Is there a rule of thumb for determining the distance between trot poles? I'm planning on setting mine up in series to try to encourage my guy to lift and engage more, but I don't want to screw up his trot by getting the spacing wrong. It's sad, I've never set up a line of trot poles for myself before. :lol: I've found a couple of measurements, but they seem huge, like geared for a 16 hand warmblood, not a 14 hand pony cross. 

Thank you!


----------



## gypsygirl (Oct 15, 2009)

for most horses 4.5ft apart is fine

unless its a pony thats where i always set them. you can set them at 4ft, 4.5ft, & 5ft to work on adjusting though.


----------



## equiniphile (Aug 16, 2009)

For 4-H trail class, trot poles have to be between 30 and 40 inches
_Posted via Mobile Device_


----------



## maura (Nov 21, 2009)

I agree with gypsy girl, when setting trot poles for kids on school horses, 4 - 5 ft was what I used. Once he gets used to that striding you can increase it to get the extra lift and engagement you want.


----------



## gypsygirl (Oct 15, 2009)

30 - 40 inches seems really short to me...


----------



## Scoutrider (Jun 4, 2009)

Thanks so much, all! I'll tote my tape measure out to the arena with me and we'll see how it goes!


----------



## kitten_Val (Apr 25, 2007)

I asked similar question while back. After lots of responses, doing research on the Internet, and trials with my own horses I'd say 4 ft for my horses (they are 14'3 and 15'1). 3 ft my trainer said seems to be very small even for my short legged qh, 4.5 is little too much for my qh (but OK with my paint).


----------



## Scoutrider (Jun 4, 2009)

I put him over poles yesterday's ride, and he did very well! I set them just shy of 4.5 feet apart, 3 in a row, midway down the quarterline. He seemed to enjoy doing them, and I could feel a pretty dramatic change in his carriage at just that distance; head down, significantly more bounce, and a big stretch up frm his back. 

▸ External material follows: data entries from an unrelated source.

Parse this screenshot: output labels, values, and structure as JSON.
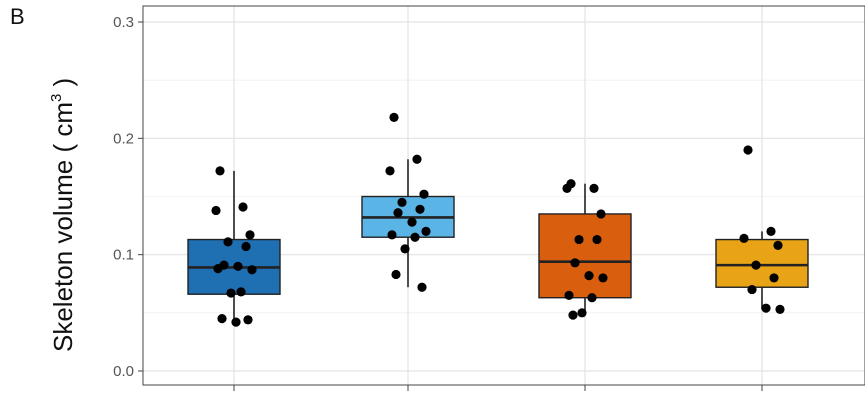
{
  "panel_label": "B",
  "chart_data": {
    "type": "box",
    "ylabel": "Skeleton volume ( cm",
    "ylabel_superscript": "3",
    "ylabel_close": " )",
    "xlabel": "",
    "ylim": [
      -0.01,
      0.31
    ],
    "yticks": [
      0.0,
      0.1,
      0.2,
      0.3
    ],
    "ytick_labels": [
      "0.0",
      "0.1",
      "0.2",
      "0.3"
    ],
    "grid": true,
    "groups": [
      {
        "color": "#1f6fb3",
        "whisker_low": 0.043,
        "q1": 0.066,
        "median": 0.089,
        "q3": 0.113,
        "whisker_high": 0.172,
        "points": [
          0.172,
          0.141,
          0.138,
          0.117,
          0.111,
          0.107,
          0.091,
          0.09,
          0.087,
          0.088,
          0.068,
          0.067,
          0.045,
          0.044,
          0.042
        ]
      },
      {
        "color": "#5ab4e6",
        "whisker_low": 0.072,
        "q1": 0.115,
        "median": 0.132,
        "q3": 0.15,
        "whisker_high": 0.182,
        "points": [
          0.218,
          0.182,
          0.172,
          0.152,
          0.145,
          0.139,
          0.136,
          0.128,
          0.12,
          0.117,
          0.115,
          0.105,
          0.083,
          0.072
        ]
      },
      {
        "color": "#d95f0e",
        "whisker_low": 0.049,
        "q1": 0.063,
        "median": 0.094,
        "q3": 0.135,
        "whisker_high": 0.161,
        "points": [
          0.161,
          0.157,
          0.157,
          0.135,
          0.113,
          0.113,
          0.093,
          0.082,
          0.08,
          0.065,
          0.063,
          0.05,
          0.048
        ]
      },
      {
        "color": "#e8a317",
        "whisker_low": 0.053,
        "q1": 0.072,
        "median": 0.091,
        "q3": 0.113,
        "whisker_high": 0.12,
        "points": [
          0.19,
          0.12,
          0.114,
          0.108,
          0.091,
          0.08,
          0.07,
          0.054,
          0.053
        ]
      }
    ]
  }
}
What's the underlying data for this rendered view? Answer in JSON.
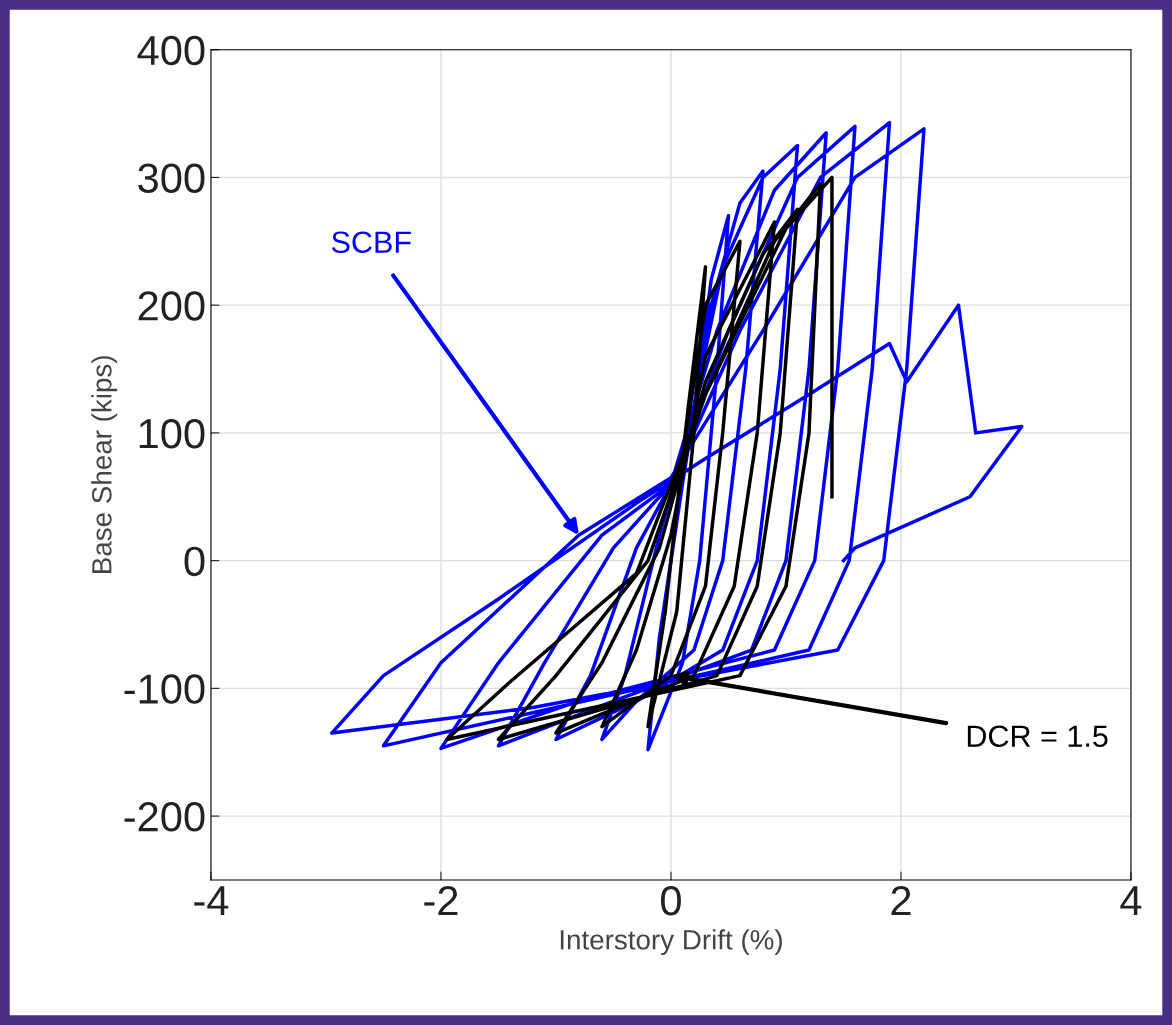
{
  "chart_data": {
    "type": "line",
    "xlabel": "Interstory Drift (%)",
    "ylabel": "Base Shear (kips)",
    "xlim": [
      -4,
      4
    ],
    "xticks": [
      -4,
      -2,
      0,
      2,
      4
    ],
    "ylim": [
      -250,
      400
    ],
    "yticks": [
      -200,
      -100,
      0,
      100,
      200,
      300,
      400
    ],
    "grid": true,
    "legend": false,
    "series": [
      {
        "name": "SCBF",
        "color": "#0000ff",
        "x": [
          0,
          0.2,
          0.35,
          0.5,
          0.4,
          0.25,
          0.1,
          -0.2,
          -0.1,
          0.1,
          0.35,
          0.6,
          0.8,
          0.65,
          0.45,
          0.2,
          -0.3,
          -0.6,
          -0.4,
          -0.1,
          0.15,
          0.45,
          0.8,
          1.1,
          0.95,
          0.75,
          0.45,
          -0.3,
          -1.0,
          -0.7,
          -0.3,
          0,
          0.4,
          0.9,
          1.35,
          1.2,
          1.0,
          0.7,
          -0.5,
          -1.5,
          -1.1,
          -0.5,
          0,
          0.5,
          1.1,
          1.6,
          1.45,
          1.25,
          0.9,
          -0.8,
          -2.0,
          -1.5,
          -0.6,
          0,
          0.6,
          1.3,
          1.9,
          1.75,
          1.55,
          1.2,
          -1.0,
          -2.5,
          -2.0,
          -0.8,
          0,
          0.8,
          1.6,
          2.2,
          2.05,
          1.85,
          1.45,
          -1.2,
          -2.95,
          -2.5,
          -1.5,
          -0.3,
          0.3,
          1.2,
          1.9,
          2.05,
          2.5,
          2.65,
          3.05,
          2.6,
          1.6,
          1.5
        ],
        "values": [
          0,
          120,
          220,
          270,
          150,
          0,
          -80,
          -148,
          -60,
          60,
          200,
          280,
          305,
          150,
          0,
          -70,
          -110,
          -140,
          -90,
          20,
          100,
          230,
          300,
          325,
          150,
          0,
          -70,
          -110,
          -140,
          -90,
          10,
          60,
          180,
          290,
          335,
          150,
          0,
          -70,
          -110,
          -145,
          -80,
          10,
          60,
          180,
          300,
          340,
          150,
          0,
          -70,
          -110,
          -147,
          -80,
          20,
          60,
          180,
          300,
          343,
          150,
          0,
          -70,
          -115,
          -145,
          -80,
          20,
          65,
          180,
          300,
          338,
          150,
          0,
          -70,
          -115,
          -135,
          -90,
          -30,
          45,
          80,
          130,
          170,
          140,
          200,
          100,
          105,
          50,
          10,
          0
        ]
      },
      {
        "name": "DCR = 1.5",
        "color": "#000000",
        "x": [
          0,
          0.15,
          0.3,
          0.2,
          0.05,
          -0.2,
          -0.05,
          0.1,
          0.3,
          0.6,
          0.45,
          0.3,
          0,
          -0.6,
          -0.3,
          0,
          0.3,
          0.9,
          0.75,
          0.55,
          0.2,
          -1.0,
          -0.6,
          -0.1,
          0.3,
          0.8,
          1.1,
          0.95,
          0.75,
          0.4,
          -1.5,
          -1.0,
          -0.2,
          0.3,
          0.9,
          1.3,
          1.2,
          1.0,
          0.6,
          -1.95,
          -1.4,
          -0.3,
          0.3,
          1.0,
          1.4,
          1.4
        ],
        "values": [
          0,
          120,
          230,
          100,
          -40,
          -130,
          -40,
          80,
          200,
          250,
          100,
          -20,
          -90,
          -130,
          -70,
          20,
          160,
          265,
          100,
          -20,
          -90,
          -135,
          -80,
          10,
          140,
          240,
          275,
          100,
          -20,
          -90,
          -140,
          -90,
          0,
          130,
          250,
          295,
          100,
          -20,
          -90,
          -140,
          -95,
          -10,
          130,
          260,
          300,
          50
        ]
      }
    ]
  }
}
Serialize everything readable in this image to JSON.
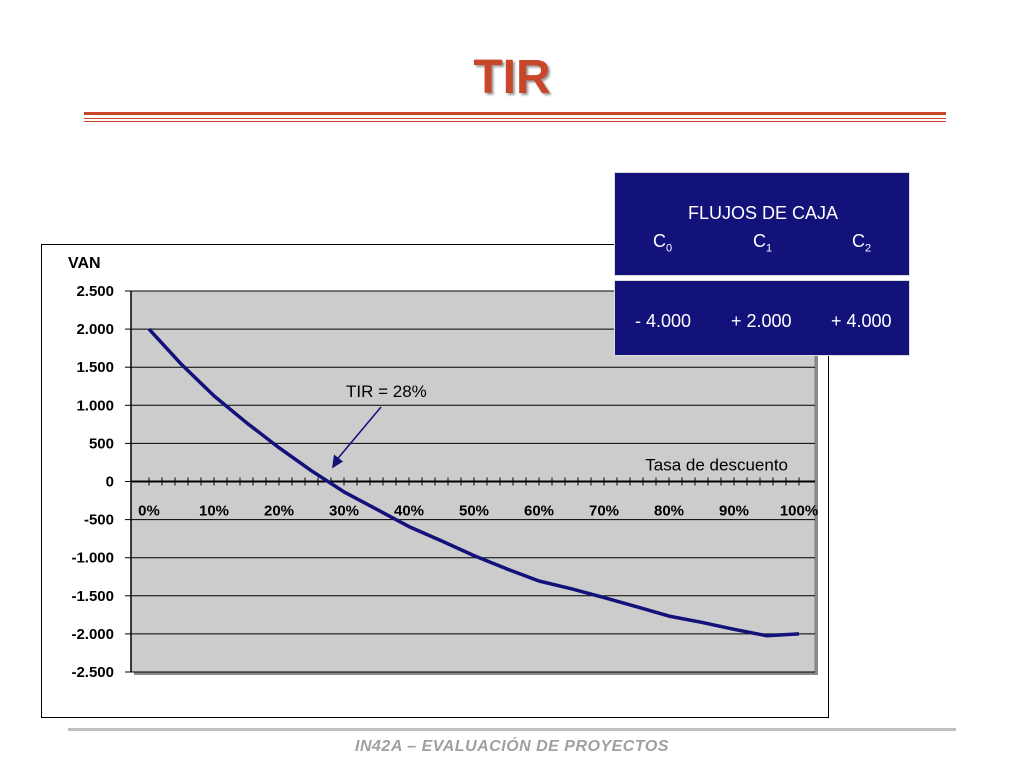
{
  "slide": {
    "title": "TIR",
    "footer": "IN42A – EVALUACIÓN DE PROYECTOS"
  },
  "flows": {
    "title": "FLUJOS DE CAJA",
    "columns": [
      {
        "label": "C",
        "sub": "0"
      },
      {
        "label": "C",
        "sub": "1"
      },
      {
        "label": "C",
        "sub": "2"
      }
    ],
    "values": [
      "- 4.000",
      "+ 2.000",
      "+ 4.000"
    ]
  },
  "colors": {
    "title": "#c8462a",
    "line": "#13117a",
    "plot_bg": "#cccccc",
    "table_bg": "#13117a"
  },
  "chart_data": {
    "type": "line",
    "ylabel": "VAN",
    "xlabel": "Tasa de descuento",
    "x_ticks": [
      "0%",
      "10%",
      "20%",
      "30%",
      "40%",
      "50%",
      "60%",
      "70%",
      "80%",
      "90%",
      "100%"
    ],
    "y_ticks": [
      "2.500",
      "2.000",
      "1.500",
      "1.000",
      "500",
      "0",
      "-500",
      "-1.000",
      "-1.500",
      "-2.000",
      "-2.500"
    ],
    "ylim": [
      -2500,
      2500
    ],
    "xlim": [
      0,
      100
    ],
    "grid": true,
    "series": [
      {
        "x": [
          0,
          5,
          10,
          15,
          20,
          25,
          30,
          35,
          40,
          45,
          50,
          55,
          60,
          65,
          70,
          75,
          80,
          85,
          90,
          95,
          100
        ],
        "values": [
          2000,
          1537,
          1124,
          772,
          444,
          140,
          -137,
          -363,
          -592,
          -780,
          -972,
          -1146,
          -1306,
          -1408,
          -1524,
          -1643,
          -1766,
          -1848,
          -1939,
          -2024,
          -2000
        ]
      }
    ],
    "annotation": {
      "text": "TIR = 28%",
      "x": 28,
      "y": 0
    }
  }
}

Since this was his first real experience with trot poles, I was pretty careful to really get out of his way going over them; 2 pointing over the poles and putting my hands forward to put slack in the reins. Should I be aiming to eventually ride them with soft contact, posting "normally" as he gets stronger and more comfortable with the exercise? 

We went over a single pole several times to warm up, and then the 3 pole setup about six times only, 3 times on each rein.

Thanks so much for your help, everyone!!


----------